Top three things that annoy me:
1.) The invitation process/system, it’s social – if I can’t have my friends with me what’s the point?
2.) Mobile lag time. Social is so mobile and in the moment. I felt like I went back a year thinking about the next time to go to the desktop.
3.) Trying to explain Google+ to people

I will stick with this because it’s Google. I will try to learn it because it’s my job. I will have fun because some of the stuff is cool like Hangouts where you can have a video chat with IM with YouTube videos all at the same time. I will continue to be frustrated with the assumption that people will just figure this out. I will be annoyed that things aren’t readily available like a mobile app for the iPhone (but one came out today – kind of…), and that you can’t use Hangouts on the iPad2 and that if you do follow ‘celebrities’ in your stream the comments cascade and are quite plentiful and simply annoying.

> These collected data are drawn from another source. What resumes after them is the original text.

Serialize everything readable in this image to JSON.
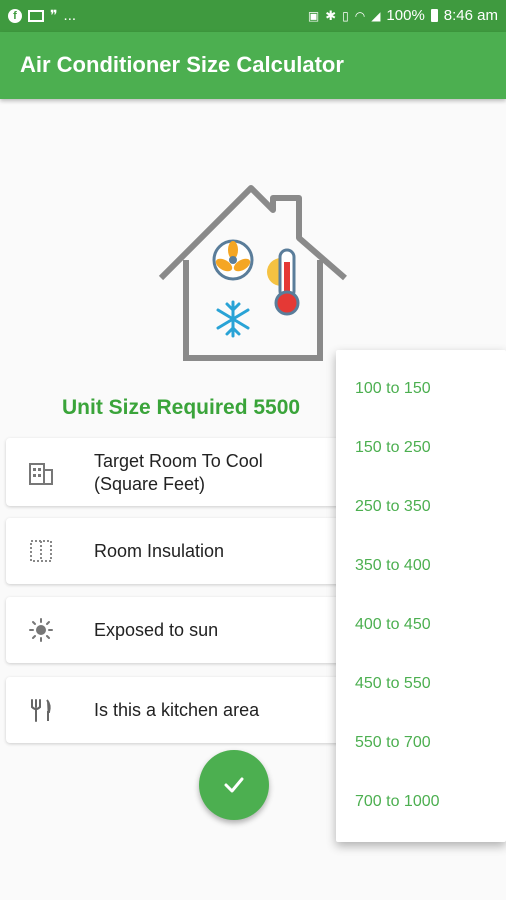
{
  "status_bar": {
    "icons": [
      "facebook-icon",
      "mail-icon",
      "quote-icon",
      "more-notifications-icon",
      "nfc-icon",
      "bluetooth-icon",
      "vibrate-icon",
      "wifi-icon",
      "signal-icon",
      "battery-icon"
    ],
    "more": "...",
    "battery": "100%",
    "time": "8:46 am"
  },
  "app_bar": {
    "title": "Air Conditioner Size Calculator"
  },
  "result": {
    "text": "Unit Size Required 5500"
  },
  "options": [
    {
      "icon": "building-icon",
      "label_line1": "Target Room To Cool",
      "label_line2": "(Square Feet)"
    },
    {
      "icon": "insulation-icon",
      "label_line1": "Room Insulation"
    },
    {
      "icon": "sun-icon",
      "label_line1": "Exposed to sun"
    },
    {
      "icon": "fork-knife-icon",
      "label_line1": "Is this a kitchen area"
    }
  ],
  "dropdown": {
    "options": [
      "100 to 150",
      "150 to 250",
      "250 to 350",
      "350 to 400",
      "400 to 450",
      "450 to 550",
      "550 to 700",
      "700 to 1000"
    ]
  },
  "colors": {
    "primary": "#4caf50",
    "status_bar": "#3f9a3f",
    "result_text": "#3aa43a"
  }
}
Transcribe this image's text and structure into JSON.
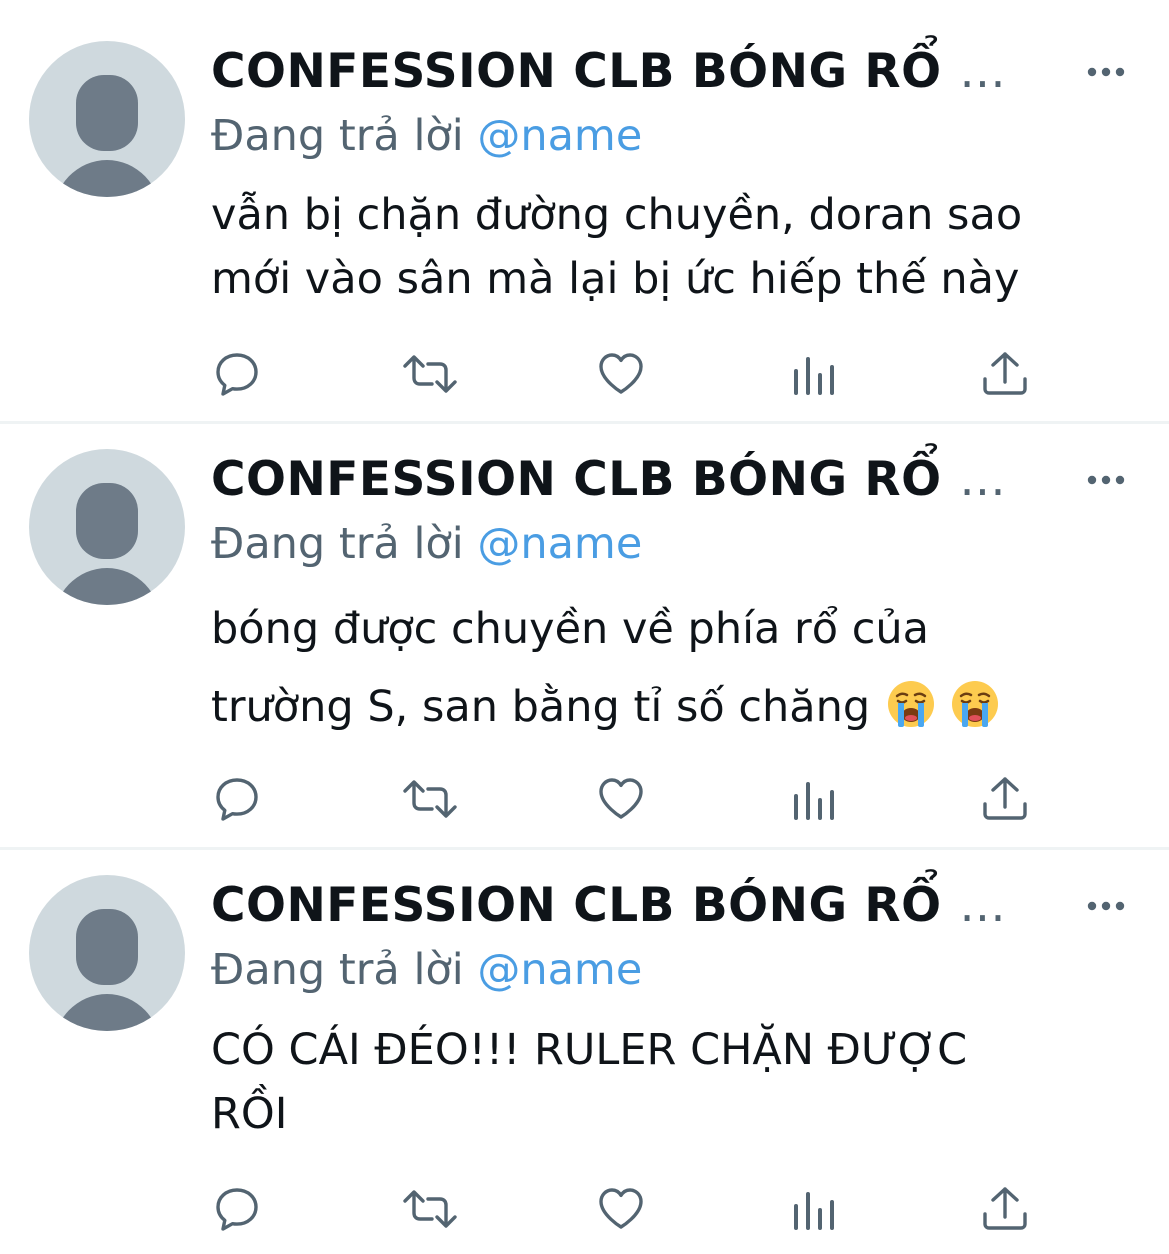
{
  "tweets": [
    {
      "author": "CONFESSION CLB BÓNG RỔ",
      "ellipsis": "...",
      "reply_prefix": "Đang trả lời",
      "reply_handle": "@name",
      "text": "vẫn bị chặn đường chuyền, doran sao\nmới vào sân mà lại bị ức hiếp thế này",
      "emojis": []
    },
    {
      "author": "CONFESSION CLB BÓNG RỔ",
      "ellipsis": "...",
      "reply_prefix": "Đang trả lời",
      "reply_handle": "@name",
      "text": "bóng được chuyền về phía rổ của\ntrường S, san bằng tỉ số chăng",
      "emojis": [
        "loudly-crying-face-icon",
        "loudly-crying-face-icon"
      ]
    },
    {
      "author": "CONFESSION CLB BÓNG RỔ",
      "ellipsis": "...",
      "reply_prefix": "Đang trả lời",
      "reply_handle": "@name",
      "text": "CÓ CÁI ĐÉO!!! RULER CHẶN ĐƯỢC\nRỒI",
      "emojis": []
    }
  ],
  "actions": [
    "reply-icon",
    "retweet-icon",
    "like-icon",
    "views-icon",
    "share-icon"
  ],
  "colors": {
    "text": "#0f1419",
    "secondary": "#536471",
    "handle": "#4a9de3",
    "avatar_bg": "#cfd9de",
    "avatar_fg": "#6e7b88",
    "divider": "#eff3f4"
  }
}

I’ll tell you one thing – it is causing a lot of conversation for sure. Real live debates and virtual ones. It’s wonderful to be part of such an opinionated and boisterous crowd. I’m not into defending any social platform/network. Like any product or service, if the story is better than the store it will be exposed. People find a purpose for whichever service they prefer, but most of use many, so adding one more doesn’t feel like the end of the world – but wouldn’t it be great if there was one killer app that did it all – including mobile payment and changed your address with all of your creditors at one time so you didn’t have to do change of address. Can’t everyone be on a Facebook Connect like system?

Have fun exploring this (if you are lucky enough to get in before the official public launch).